Allegations about fraud or abuse by individuals are investigated by the Recipient Audit Unit of the Department of Medical Assistance Services. The unit focuses primarily on determining whether individuals misrepresented material facts on the application for Medicaid benefits or failed to report changes that, if known, would have resulted in ineligibility. The unit also investigates incidences of card sharing and prescription forgeries and other acts of drug diversion.

If it is determined that benefits to which the individual was not entitled were received, corrective action is taken by referring individuals for criminal prosecution, civil litigation, or establishing administrative overpayments and seeking recovery of misspent funds. Under provisions of the Virginia State Plan for Medical Assistance, DMAS must sanction an individual who is convicted of Medicaid fraud by a court. That individual will be ineligible for Medicaid for a period of twelve months beginning with the month of fraud conviction.
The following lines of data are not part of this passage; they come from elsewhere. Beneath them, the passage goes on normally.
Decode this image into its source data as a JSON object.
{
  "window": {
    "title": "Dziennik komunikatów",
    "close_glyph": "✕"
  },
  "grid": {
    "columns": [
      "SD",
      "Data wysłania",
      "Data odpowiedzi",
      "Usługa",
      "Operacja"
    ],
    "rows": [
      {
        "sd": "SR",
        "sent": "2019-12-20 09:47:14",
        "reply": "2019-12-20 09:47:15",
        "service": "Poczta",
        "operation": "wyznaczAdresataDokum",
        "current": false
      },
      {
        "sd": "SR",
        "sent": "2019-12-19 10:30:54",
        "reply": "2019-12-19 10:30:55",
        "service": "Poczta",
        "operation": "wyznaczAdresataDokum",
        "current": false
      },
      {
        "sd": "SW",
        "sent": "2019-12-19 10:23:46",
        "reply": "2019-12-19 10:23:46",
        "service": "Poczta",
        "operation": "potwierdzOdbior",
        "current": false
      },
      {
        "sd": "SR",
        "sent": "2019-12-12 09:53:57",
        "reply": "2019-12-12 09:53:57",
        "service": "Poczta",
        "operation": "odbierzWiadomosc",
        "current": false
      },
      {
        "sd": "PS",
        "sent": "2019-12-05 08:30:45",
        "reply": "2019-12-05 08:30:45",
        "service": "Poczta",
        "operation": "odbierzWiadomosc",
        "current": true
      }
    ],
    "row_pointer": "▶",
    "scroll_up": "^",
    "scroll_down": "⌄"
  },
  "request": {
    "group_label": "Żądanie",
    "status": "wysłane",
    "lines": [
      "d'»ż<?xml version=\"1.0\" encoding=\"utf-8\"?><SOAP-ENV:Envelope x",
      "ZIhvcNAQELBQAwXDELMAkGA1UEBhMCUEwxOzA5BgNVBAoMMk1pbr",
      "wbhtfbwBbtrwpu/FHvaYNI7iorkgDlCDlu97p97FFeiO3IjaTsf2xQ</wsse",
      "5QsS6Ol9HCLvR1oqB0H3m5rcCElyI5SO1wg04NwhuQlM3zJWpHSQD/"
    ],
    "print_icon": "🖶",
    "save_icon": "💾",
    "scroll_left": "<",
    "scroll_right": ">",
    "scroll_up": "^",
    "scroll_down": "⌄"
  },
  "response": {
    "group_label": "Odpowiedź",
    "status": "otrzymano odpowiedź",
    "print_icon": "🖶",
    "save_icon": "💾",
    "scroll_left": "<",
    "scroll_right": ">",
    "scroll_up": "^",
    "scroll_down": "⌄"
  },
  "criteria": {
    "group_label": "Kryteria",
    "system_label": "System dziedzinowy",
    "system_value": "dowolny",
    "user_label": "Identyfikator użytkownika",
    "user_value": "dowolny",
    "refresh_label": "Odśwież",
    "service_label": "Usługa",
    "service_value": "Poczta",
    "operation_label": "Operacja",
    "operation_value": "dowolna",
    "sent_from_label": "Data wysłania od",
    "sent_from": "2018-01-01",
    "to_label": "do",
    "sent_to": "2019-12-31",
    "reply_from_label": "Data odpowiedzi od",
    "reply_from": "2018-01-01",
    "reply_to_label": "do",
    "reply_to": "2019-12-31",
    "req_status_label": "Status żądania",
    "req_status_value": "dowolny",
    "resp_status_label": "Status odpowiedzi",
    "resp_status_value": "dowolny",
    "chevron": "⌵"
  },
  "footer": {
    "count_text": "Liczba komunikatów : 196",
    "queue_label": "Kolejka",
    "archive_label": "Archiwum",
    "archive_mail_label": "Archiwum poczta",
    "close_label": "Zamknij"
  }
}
Suspected cases of Medicaid fraud and abuse should be reported to the local Department of Social Services (DSS) or to the DMAS Recipient Audit Unit at (804)786-0156. Reports are also accepted at the RAU Fraud Hotline: local at (804) 786-1066 and toll free at  (866) 486-1971. Written referrals can also be made at the RAU email address: memberfraud@dmas.virginia.gov or forwarded to:

 

Program Manager, Recipient Audit Unit Program Integrity Division

Department of Medical Assistance Services 600 East Broad Street, Suite 1300

Richmond, Virginia 23219

Referrals to the Client Medical Management Program (PP)

DMAS providers may refer Medicaid patients suspected of inappropriate use or abuse of Medicaid services to the Recipient Monitoring Unit (RMU) of the Department of Medical Assistance Services. Referred clients will be reviewed by DMAS staff to determine if the utilization meets regulatory criteria for restriction to a primary physician and pharmacy in the Client Medical Management (CMM) Program. See “Exhibits” at the end of Chapter I for detailed information on the CMM Program. If CMM enrollment is not indicated, RMU staff may educate clients on the appropriate use of medical services, particularly emergency room services.

Referrals may be made by telephone, FAX, or in writing. A toll-free helpline is available for callers outside the Richmond area. Voice mail receives after-hours referrals. Written referrals should be mailed to:

Lead Analyst, Recipient Monitoring Unit Division of Program Integrity

Department of Medical Assistance Services 600 East Broad Street, Suite 1300

Richmond, Virginia 23219

Telephone: (804) 786-6548

CMM Helpline: 1-888-323-0589

Fax: (804) 371-8891

When making a referral, provide the name and Medicaid number of the client and a brief statement about the nature of the utilization problems. Copies of pertinent documentation, such as emergency room records, are helpful when making written referrals. For a telephone referral, the provider should give his or her name and telephone number in case DMAS has questions regarding the referral.